= Robert Young (runner) =

English endurance runner

Robert Young is an English endurance runner, who was originally known for multiple high profile marathons and long distance runs. He later took part in a failed trans-United States attempt, in which he was found to have cheated.

Young grew up in Yorkshire, England. In interviews, he alleges he suffered abuse from his father, and that his attempts to cope with this gave him a resilient attitude. He went to an orphanage at the age of eight and then spent four years with foster parents.

In 2014, according to Young, on a 20p wager from his girlfriend, he ran two marathons around Richmond Park in 24 hours, though he had undergone no training for distance running. He went on to become a long-distance runner, while still working in a car parts store, and claims to have logged 370 marathons and ultras in a year, amounting to 11,000 miles, although there has been no verification of this claim.

Starting in May 2016 he attempted to break the record for the fastest run across the United States. Suspicions arose that he might be cheating, after a fan posted on 7 June that he went to run alongside Young, and could not find him. For five days later in June, a team of volunteers followed Young to observe his pursuit of the record, and noted that he was not performing at the level necessary to beat the record. The group disbanded, with one of its members saying, "I do not want to be a party to putting Robert Young in the hospital". Young abandoned the project on 20 June in Indianapolis, purportedly due to suffering a fractured toe and cellulitis.

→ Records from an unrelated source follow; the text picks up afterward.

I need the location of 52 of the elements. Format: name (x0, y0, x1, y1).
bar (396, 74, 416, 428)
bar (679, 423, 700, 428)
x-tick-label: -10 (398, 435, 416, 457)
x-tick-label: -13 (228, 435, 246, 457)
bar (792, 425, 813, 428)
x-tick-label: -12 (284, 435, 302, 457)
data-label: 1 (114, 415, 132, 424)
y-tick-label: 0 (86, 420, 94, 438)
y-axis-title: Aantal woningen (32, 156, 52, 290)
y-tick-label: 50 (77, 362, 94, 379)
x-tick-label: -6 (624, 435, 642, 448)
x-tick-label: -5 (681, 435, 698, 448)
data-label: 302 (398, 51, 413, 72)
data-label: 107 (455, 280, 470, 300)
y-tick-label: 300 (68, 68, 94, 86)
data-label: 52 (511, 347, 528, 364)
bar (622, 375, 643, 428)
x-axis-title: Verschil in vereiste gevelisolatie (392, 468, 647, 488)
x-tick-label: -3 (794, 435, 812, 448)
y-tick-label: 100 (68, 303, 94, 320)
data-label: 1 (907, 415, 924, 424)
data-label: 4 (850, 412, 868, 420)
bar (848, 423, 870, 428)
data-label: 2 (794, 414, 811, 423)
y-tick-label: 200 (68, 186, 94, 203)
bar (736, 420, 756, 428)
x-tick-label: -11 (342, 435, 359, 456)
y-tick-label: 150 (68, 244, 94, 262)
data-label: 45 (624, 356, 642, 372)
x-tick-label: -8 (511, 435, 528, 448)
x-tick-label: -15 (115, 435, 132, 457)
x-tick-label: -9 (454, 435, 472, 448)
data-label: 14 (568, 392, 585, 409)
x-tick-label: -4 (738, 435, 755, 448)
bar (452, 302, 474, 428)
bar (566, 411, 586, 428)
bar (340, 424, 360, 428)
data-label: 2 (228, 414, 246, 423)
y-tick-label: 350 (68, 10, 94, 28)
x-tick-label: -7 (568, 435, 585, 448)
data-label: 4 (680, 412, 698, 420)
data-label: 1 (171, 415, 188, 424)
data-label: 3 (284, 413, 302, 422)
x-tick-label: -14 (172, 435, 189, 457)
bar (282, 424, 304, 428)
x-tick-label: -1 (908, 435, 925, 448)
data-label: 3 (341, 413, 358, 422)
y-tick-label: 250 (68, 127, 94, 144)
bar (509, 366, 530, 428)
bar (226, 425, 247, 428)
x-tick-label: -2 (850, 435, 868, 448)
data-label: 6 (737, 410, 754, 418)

Young's sponsor, Skins, commissioned two independent experts from the University of Colorado, Boulder and University of the Free State to track telemetry data and determine if cheating had taken place. The experts reported: "The evidence that we reviewed for this investigation indicates that Rob Young received unauthorized assistance in his attempt to run across the United States. We have identified no alternative plausible explanation for the data-of-record other than assistance, most likely in the form of riding in or on a vehicle for large parts of the attempt."